The Wrong Classroom
Mar 23, 2019 · 4 minute read · CommentsThis is my response to Rich Sutton’s The Bitter Lesson, Rodney Brooks’ A Better Lesson, and Andy Kitchen’s A Meta Lesson. The bitter lesson from Sutton was that we should stop trying to incorporate human knowledge and human ways of thinking into our AI systems because these approaches always lose out to those using massive scale search and learning. Examples provided include chess, Go and computer vision. Brooks’ better lesson was that the human ingenuity required to get search and learning based approaches to succeed at all gives the lie to the idea that we are ever talking about pure search and learning when looking at these examples of success, i.e. the design and architecture choices by humans are what made them work. Kitchen’s meta lesson is that human ingenuity combined with massive compute are required in order to have systems that learn better ways of learning.
But learning what exactly? To accomplish a specific, narrowly-defined task? To behave “intelligently” in some environment? Or to accomplish a task in virtue of having behaved intelligently? This, to my mind, is at the heart of the disagreements between the search and learn camp and the human knowledge camp. With computer chess, was the goal just to win at chess, or was chess chosen as a metric because it was believed that in order to master it you had to do so the way humans did it? My understanding of the history of AI is that it was the latter. Having a chess-playing machine was not the point of the exercise. Chess was simply seen as the answer to the question, “What are intelligent humans good at?” Intelligence is something that is useful for us to track in other agents, especially other humans, and when we reflect on the most impressive examples of it we’ve come across we come up with examples like “people who are good at math,” “people who read lots of books,” and “people who are good at chess.” The chess challenge was well-defined, not vague like other possible challenges (Does reading books mean understanding them? How do you prove understanding?) and so it makes sense as a way to measure progress towards machine intelligence. Confusing the metric for the end goal was and remains the crucial but largely unacknowledged point of contention between the two camps as defined above.

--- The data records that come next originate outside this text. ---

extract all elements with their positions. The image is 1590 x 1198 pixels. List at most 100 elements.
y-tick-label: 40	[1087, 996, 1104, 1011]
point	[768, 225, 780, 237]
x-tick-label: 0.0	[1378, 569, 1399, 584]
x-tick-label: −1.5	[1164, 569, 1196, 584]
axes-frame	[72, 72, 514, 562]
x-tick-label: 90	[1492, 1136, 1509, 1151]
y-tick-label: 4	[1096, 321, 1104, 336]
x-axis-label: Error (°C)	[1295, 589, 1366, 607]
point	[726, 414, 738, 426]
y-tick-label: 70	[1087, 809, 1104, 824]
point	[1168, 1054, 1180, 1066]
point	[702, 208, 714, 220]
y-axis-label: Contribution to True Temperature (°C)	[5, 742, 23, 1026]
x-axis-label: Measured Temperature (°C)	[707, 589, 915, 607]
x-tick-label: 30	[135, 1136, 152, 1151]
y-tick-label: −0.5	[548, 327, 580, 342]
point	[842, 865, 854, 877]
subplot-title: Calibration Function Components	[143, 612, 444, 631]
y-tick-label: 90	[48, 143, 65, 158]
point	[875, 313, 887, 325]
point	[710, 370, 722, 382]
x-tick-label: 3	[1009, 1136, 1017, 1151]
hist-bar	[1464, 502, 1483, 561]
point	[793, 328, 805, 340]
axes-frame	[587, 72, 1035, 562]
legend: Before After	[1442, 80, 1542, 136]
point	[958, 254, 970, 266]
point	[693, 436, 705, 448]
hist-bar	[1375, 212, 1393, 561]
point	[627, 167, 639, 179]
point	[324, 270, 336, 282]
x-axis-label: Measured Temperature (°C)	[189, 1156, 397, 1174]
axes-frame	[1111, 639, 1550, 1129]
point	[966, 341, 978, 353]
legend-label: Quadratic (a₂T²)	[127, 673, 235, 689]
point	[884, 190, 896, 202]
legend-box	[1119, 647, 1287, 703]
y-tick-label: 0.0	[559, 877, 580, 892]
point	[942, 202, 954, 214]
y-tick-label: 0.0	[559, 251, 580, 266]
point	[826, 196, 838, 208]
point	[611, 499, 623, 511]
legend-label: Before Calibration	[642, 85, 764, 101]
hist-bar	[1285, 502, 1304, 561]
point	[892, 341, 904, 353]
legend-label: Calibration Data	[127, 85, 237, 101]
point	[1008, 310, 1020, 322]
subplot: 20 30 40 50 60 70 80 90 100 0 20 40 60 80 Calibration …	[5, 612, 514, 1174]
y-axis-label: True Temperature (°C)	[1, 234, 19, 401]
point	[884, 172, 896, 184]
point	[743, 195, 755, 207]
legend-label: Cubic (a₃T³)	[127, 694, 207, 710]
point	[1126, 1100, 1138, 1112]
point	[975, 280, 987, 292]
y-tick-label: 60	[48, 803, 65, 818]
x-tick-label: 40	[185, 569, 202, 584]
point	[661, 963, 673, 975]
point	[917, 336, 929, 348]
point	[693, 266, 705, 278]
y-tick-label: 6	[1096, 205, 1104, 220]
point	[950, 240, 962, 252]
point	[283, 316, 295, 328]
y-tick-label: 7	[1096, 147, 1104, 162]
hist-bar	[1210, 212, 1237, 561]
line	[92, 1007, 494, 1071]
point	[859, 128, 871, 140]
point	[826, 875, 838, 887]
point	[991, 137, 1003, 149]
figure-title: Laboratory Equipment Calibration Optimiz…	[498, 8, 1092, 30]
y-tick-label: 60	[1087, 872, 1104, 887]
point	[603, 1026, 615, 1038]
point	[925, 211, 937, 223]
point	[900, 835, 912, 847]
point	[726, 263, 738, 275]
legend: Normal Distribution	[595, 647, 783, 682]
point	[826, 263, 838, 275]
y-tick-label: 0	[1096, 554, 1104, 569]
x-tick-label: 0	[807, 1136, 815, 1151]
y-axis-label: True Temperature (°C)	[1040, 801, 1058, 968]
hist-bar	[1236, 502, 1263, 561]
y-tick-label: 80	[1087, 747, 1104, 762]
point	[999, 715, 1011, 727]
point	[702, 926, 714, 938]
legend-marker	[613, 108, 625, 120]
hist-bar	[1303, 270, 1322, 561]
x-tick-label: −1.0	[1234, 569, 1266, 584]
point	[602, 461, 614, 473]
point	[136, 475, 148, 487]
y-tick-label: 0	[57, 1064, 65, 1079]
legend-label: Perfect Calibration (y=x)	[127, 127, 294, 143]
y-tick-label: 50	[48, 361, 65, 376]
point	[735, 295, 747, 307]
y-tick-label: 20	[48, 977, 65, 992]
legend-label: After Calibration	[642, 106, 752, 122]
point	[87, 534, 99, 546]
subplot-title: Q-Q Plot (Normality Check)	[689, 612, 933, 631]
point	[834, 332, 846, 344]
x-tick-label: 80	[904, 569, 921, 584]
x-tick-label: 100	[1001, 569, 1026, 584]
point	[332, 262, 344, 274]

As I reflect on this I’m reminded of the now infamous story of the Facebook bots that were widely reported to have invented their own language, much to the alarm of the researchers that designed them. The reporting is now often used as an example of the worst of the AI hype machine - there was no alarm on the part of the researchers, the bots had simply learned to optimize a metric while by-passing what was in fact the true end goal of the research: having bots learn to communicate using coherent English sentences. The assumption had been that the task (in this case negotiating with another agent over a split between items of differing value) could only be achieved via the intermediary (to the agents) goal of learning the English language. This is analogous to the chess-as-metric idea: with chess the assumption was that you could only win at it by playing it the way humans do, bringing all of our human intelligence to bear on the task.
Metrics for AI systems have to be well-defined, and my suspicion is that this makes them almost by definition solvable without something we humans would ever track as “intelligence.” But what does this matter? Sometimes the metric and the end goal are aligned, such as in the case of computer vision and speech recognition: we want systems that can detect objects or recognize words in speech, we directly measure their ability to do those things. But when they’re not, such as when the true end goal is something vague like “solving intelligence,” there may be many lessons learned but at least some AI researchers will simply be in the wrong classroom.